Why asTech Purchased adasThink
March 4, 2021—Repairify Inc., the parent company of asTech, announced in late February its acquisition of adasThink, a software platform that identifies needed calibrations of advanced driver-assistance systems in a written estimate following vehicle collisions.
Nick Dominato, founder of adasThink, told FenderBender that his initial plan was to build the company as a standalone business, “because there’s no product like it on the market.”
However, after discussions with asTech and learning its vision for the product, Dominato decided to sell and has now joined asTech’s team to further develop the software.
“asTech has a huge amount of resources, knowledge base, and technicians to bring adasThink to the next level,” Dominato said.
While he declined to give any further specifics, Dominato did say, “There are big things to come.”
FenderBender reached out to Repairify for more details.
Why join forces?
Cris Hollingsworth, president of Repairify, said asTech has four areas of focus: diagnostics, calibration, remote services, and business intelligence.
“adasThink gives you the immediate response of if [a vehicle] has ADAS components and a breadth and depth of answers,” he said. “That’s exactly what we do.”
What makes needed ADAS calibrations so difficult to identify following a collision is the fact that damaged systems don’t show up as a light on the dashboard, Hollingsworth said.

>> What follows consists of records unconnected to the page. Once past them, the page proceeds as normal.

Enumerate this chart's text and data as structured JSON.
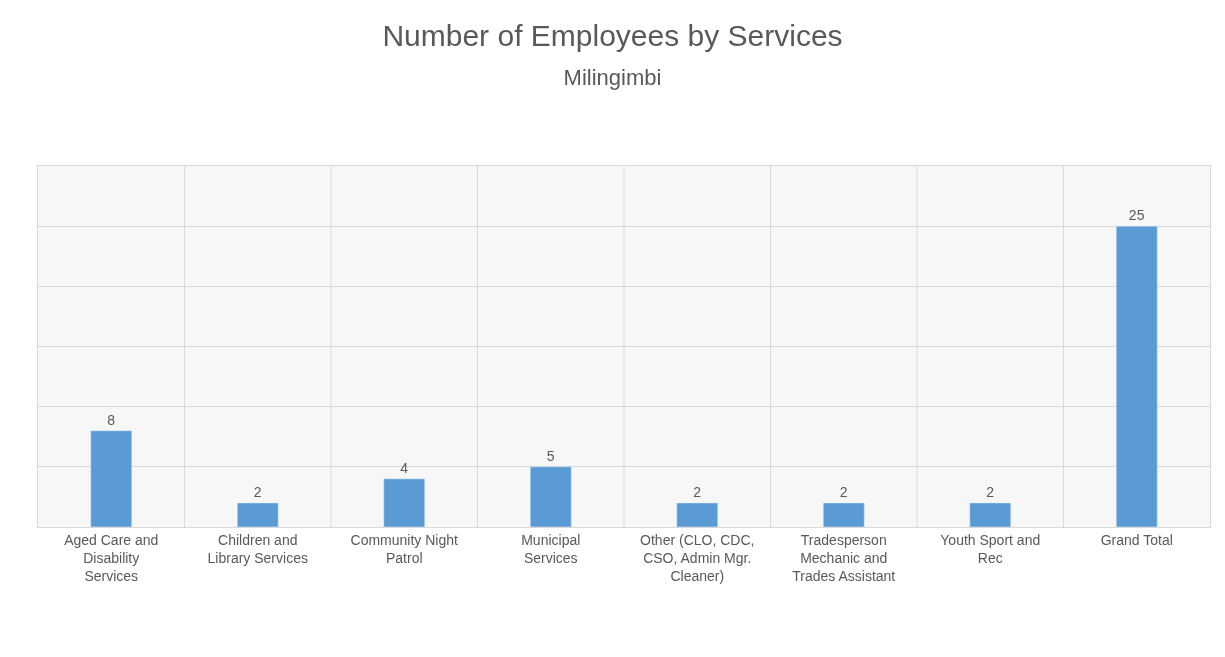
{
  "chart_data": {
    "type": "bar",
    "title": "Number of Employees by Services",
    "subtitle": "Milingimbi",
    "categories": [
      "Aged Care and Disability Services",
      "Children and Library Services",
      "Community Night Patrol",
      "Municipal Services",
      "Other (CLO, CDC, CSO, Admin Mgr. Cleaner)",
      "Tradesperson Mechanic and Trades Assistant",
      "Youth Sport and Rec",
      "Grand Total"
    ],
    "values": [
      8,
      2,
      4,
      5,
      2,
      2,
      2,
      25
    ],
    "color": "#5b9bd5",
    "data_labels": true,
    "ylim": [
      0,
      30
    ],
    "yticks": [
      0,
      5,
      10,
      15,
      20,
      25,
      30
    ],
    "tick_labels": "x",
    "grid": true
  }
}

“Vehicles today have become a platform for driving computers,” he said. “The only way you can see inside the computer is to run a diagnostic.”
Hollingsworth said adasThink is the perfect front-end tool to help his company’s customers and to eventually drive them towards an asTech solution, with its suite of diagnostic and calibration services.
“It benefits our customers, it benefits our offering to our customers, and we want to help them get the right repair, in the fastest way, at the best cost for them as possible,” Hollingsworth said. “adasThink helps with all three of those.”
What’s to come?
Hollingsworth said the first phase for asTech is to “take advantage of the developing market around what has been built.”
He said asTech plans to combine adasThink with its other products in order to bring in new customers, while educating the industry about needed calibrations.
Then, he said the company has plans to expand the product, adding features and advancements, and eventually make it a one-stop-shop for technicians to access calibration information.
Hollingsworth said hopes are the product will evolve to not only identify where the calibrations are needed, but even provide OEM-certified repair procedures that are tied to the damaged component. From there, he said asTech hopes to integrate its existing workflow solutions directly with adasThink.
“We didn’t buy [adasThink] to contain it,” Hollingsworth said. “We want it out there in the marketplace as an enabler.”
What should repairers know?
“Vehicle complexity is becoming a challenge for the industry,” Hollingsworth said.
He predicts ADAS features are not only going to become standard on all new vehicles, but will also continue to get more complicated with time, as the technology improves.
Said Dominato, “ADAS is something that body shops need to make an active effort towards learning. You can’t rely on a scan tool to tell you whether or not an ADAS system needs to be calibrated.”
For collision repair shops, Dominato recommends ensuring your estimators know the language used for ADAS systems and where each sensor is located.
“Each manufacturer is different, they all have different names, and each of the sensors vary per make,” he said. “Body shops have to be prepared to look up everything, no matter how small.”